62% of all Australians believe Australia should have marriage equality. This isn’t because of our devotion to the LGBTQIA+ community, but because its the easiest way to support a queer issue without threatening heteronormativity.
At a party recently I overheard a discussion amongst straight and cisgender identifying people talking about marriage equality. I decided to further the conversation on LGBTQIA+ issues by raising the notion LGBTQIA+ homelessness. After some blank stares and a question about just how much I hate Margaret Court, the conversation quickly moved on.
While it was undoubtedly important that these people support the LGBTQIA+ community as young, left wing, inner city residents, it did not occur to them that queer issues extend past marriage equality. Nor did they wish to ask about those issues.
If anyone had bothered to ask I could have told them that The Council to Homeless Persons say that LGBTQIA+ people are 250% more likely to experience homelessness. Or, that there is only one homelessness service provider in Victoria that explicitly caters for LGBTQIA+ people, the Family Access Network.
However, I had forgotten something very important. The extent to which most straight people wish to talk about LGBTQIA+ issues is that gays should be allowed to marry, and that Margaret Court is a demon. These conversations do not stem from genuine love and emotion for the LGBTI community, but self-actualisation for straight people in an easy non-confronting way.
There is no mention of HIV/AIDS as when talking about PrEP, or trans health when talking about access to transition related healthcare, or gay sex when talking about GP’s giving appropriate STI screening.
Instead straight people can look at same sex couples replicating heterosexual weddings with flowers, tuxedos, dresses and monogamy. This doesn’t threaten the heteronormativity in which they are most comfortable.
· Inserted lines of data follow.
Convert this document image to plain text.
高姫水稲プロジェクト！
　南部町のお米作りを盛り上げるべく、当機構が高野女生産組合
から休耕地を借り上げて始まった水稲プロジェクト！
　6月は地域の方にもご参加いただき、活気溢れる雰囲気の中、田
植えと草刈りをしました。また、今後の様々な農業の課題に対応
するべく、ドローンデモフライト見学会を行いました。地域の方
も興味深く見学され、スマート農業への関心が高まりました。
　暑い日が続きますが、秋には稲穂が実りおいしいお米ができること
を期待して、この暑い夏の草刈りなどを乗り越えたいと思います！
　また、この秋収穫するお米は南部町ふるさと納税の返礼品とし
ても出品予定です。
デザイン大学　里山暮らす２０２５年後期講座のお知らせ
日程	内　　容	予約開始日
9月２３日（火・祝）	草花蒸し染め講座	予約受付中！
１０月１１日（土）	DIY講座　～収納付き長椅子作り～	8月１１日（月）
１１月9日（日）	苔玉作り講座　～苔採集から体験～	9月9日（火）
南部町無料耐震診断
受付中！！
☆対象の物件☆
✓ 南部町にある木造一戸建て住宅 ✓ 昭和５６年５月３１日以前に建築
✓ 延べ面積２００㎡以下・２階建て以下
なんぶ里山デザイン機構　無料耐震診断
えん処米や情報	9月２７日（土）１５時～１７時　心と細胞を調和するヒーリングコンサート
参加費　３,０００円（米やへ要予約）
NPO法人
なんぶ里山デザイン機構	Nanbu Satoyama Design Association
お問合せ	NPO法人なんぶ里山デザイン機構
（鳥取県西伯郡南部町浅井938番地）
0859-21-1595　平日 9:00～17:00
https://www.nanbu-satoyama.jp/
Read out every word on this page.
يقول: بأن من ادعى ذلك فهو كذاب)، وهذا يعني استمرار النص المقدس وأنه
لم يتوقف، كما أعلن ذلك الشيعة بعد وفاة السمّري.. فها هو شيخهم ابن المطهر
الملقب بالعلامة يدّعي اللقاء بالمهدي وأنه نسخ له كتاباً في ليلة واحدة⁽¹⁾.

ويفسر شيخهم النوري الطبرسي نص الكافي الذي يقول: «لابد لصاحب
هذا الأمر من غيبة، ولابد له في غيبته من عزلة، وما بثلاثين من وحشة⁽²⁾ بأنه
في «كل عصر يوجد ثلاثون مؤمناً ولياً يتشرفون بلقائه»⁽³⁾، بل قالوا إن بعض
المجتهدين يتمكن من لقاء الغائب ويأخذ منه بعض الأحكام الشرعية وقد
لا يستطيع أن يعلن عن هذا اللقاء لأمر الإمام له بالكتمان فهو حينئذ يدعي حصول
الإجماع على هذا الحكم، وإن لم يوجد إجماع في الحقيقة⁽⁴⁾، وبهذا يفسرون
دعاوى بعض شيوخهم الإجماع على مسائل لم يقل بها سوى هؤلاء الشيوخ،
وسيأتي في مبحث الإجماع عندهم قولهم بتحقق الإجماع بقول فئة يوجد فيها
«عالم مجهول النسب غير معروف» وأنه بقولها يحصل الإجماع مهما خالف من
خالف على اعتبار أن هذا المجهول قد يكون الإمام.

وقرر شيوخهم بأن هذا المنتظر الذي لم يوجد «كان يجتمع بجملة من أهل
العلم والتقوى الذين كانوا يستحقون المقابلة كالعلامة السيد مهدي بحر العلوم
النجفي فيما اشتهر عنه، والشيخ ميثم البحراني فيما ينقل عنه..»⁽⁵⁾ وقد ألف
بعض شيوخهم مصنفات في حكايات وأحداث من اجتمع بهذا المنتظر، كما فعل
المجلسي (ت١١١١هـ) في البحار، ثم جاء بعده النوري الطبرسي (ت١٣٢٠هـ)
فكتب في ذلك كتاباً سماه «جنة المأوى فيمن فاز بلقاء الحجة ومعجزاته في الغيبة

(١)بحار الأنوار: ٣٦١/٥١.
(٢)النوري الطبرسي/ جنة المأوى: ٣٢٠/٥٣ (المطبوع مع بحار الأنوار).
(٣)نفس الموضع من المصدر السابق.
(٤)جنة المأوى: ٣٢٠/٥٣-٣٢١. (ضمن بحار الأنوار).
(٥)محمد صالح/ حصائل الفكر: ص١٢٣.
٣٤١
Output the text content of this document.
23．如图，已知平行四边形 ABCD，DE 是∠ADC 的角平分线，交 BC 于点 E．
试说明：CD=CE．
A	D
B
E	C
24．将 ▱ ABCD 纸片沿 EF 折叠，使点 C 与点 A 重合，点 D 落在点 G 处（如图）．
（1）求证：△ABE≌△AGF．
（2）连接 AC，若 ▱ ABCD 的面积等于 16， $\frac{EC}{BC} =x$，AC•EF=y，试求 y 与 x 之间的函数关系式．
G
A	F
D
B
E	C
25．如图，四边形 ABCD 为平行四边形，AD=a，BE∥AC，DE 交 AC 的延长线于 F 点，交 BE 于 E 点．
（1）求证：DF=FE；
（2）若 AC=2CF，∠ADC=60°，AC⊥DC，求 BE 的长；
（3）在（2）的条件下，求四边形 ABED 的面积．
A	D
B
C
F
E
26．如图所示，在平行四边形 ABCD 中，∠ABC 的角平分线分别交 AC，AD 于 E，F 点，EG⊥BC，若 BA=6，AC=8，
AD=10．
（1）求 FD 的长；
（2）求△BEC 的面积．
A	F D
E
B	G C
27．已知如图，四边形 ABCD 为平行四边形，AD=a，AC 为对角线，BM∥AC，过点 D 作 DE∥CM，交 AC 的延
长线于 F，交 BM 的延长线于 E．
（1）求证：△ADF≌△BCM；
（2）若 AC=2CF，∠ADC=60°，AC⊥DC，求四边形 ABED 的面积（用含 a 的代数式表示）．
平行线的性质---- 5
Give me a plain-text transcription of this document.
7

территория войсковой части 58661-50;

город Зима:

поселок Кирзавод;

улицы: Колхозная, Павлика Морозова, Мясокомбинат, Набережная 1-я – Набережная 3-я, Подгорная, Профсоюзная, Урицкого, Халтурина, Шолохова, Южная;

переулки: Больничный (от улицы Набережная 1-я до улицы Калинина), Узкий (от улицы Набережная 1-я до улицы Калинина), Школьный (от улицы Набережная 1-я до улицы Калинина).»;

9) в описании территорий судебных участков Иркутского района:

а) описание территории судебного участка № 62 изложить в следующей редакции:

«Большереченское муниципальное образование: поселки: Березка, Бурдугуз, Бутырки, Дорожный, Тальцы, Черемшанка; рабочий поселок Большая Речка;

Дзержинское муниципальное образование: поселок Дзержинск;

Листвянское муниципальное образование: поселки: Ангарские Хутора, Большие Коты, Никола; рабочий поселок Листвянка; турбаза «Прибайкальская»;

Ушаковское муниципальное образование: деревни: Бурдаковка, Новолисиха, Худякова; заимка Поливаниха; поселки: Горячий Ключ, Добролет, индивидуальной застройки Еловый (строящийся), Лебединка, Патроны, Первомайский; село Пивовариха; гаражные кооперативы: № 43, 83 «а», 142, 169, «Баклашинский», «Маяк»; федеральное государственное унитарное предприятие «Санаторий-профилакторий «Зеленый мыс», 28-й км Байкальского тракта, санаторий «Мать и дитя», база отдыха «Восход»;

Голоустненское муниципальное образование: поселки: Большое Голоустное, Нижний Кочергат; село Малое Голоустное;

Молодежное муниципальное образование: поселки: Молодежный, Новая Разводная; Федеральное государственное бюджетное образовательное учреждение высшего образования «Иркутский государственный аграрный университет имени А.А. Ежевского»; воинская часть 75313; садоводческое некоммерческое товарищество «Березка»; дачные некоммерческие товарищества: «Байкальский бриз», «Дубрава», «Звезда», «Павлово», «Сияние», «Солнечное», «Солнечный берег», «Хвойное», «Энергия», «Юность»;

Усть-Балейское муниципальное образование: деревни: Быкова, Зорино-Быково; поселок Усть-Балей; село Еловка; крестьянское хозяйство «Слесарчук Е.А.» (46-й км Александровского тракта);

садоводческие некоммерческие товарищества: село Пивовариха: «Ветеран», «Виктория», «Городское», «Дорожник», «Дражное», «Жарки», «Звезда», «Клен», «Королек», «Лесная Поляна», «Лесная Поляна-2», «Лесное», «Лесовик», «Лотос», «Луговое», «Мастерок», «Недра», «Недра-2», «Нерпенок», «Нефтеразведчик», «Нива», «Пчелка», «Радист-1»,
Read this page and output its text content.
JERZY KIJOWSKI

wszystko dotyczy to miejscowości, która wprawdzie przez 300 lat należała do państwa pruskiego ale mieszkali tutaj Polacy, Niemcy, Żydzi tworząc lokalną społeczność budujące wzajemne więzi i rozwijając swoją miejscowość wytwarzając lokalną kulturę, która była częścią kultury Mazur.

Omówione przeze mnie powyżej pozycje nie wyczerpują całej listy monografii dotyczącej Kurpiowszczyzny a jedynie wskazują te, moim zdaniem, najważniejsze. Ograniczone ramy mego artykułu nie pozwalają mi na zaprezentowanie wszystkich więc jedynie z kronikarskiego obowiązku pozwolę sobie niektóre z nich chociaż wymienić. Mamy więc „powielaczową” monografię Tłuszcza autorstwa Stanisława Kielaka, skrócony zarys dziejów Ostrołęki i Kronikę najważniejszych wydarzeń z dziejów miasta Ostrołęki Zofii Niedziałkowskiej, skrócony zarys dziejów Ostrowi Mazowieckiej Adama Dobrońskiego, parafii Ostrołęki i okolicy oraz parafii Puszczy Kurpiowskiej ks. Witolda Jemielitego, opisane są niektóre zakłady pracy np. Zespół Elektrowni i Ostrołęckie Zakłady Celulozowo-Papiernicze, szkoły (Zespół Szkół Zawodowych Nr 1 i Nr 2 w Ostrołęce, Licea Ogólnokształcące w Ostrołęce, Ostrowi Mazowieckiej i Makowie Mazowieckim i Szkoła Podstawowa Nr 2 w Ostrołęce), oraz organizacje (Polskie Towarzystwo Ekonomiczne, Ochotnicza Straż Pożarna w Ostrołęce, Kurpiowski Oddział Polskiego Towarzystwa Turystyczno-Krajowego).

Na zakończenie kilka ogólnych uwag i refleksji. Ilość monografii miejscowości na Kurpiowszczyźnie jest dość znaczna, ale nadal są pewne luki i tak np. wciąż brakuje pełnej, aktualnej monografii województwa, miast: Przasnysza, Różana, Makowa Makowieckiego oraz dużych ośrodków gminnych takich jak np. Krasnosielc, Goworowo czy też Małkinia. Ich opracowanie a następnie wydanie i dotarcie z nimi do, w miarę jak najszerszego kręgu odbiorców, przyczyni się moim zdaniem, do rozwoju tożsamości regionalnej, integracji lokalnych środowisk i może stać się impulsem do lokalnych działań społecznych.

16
There is no question that marriage equality should be legalised. However, in order for a queer issue to be considered politically relevant or worth discussion does it have to relate to a heterosexual idea? Why should I have to dumb down my experience as an LGBTQIA+ person to make it palatable for straight people?
The conversation that occurred at that party reflects the wider marriage equality campaign in Australia. Many straight people want to support an LGBTQIA+ issue because it aligns them with the left wing politics to which they identify so strongly. But they do so without any awareness or willingness to learn about what it is like to actually live as a person from the queer community.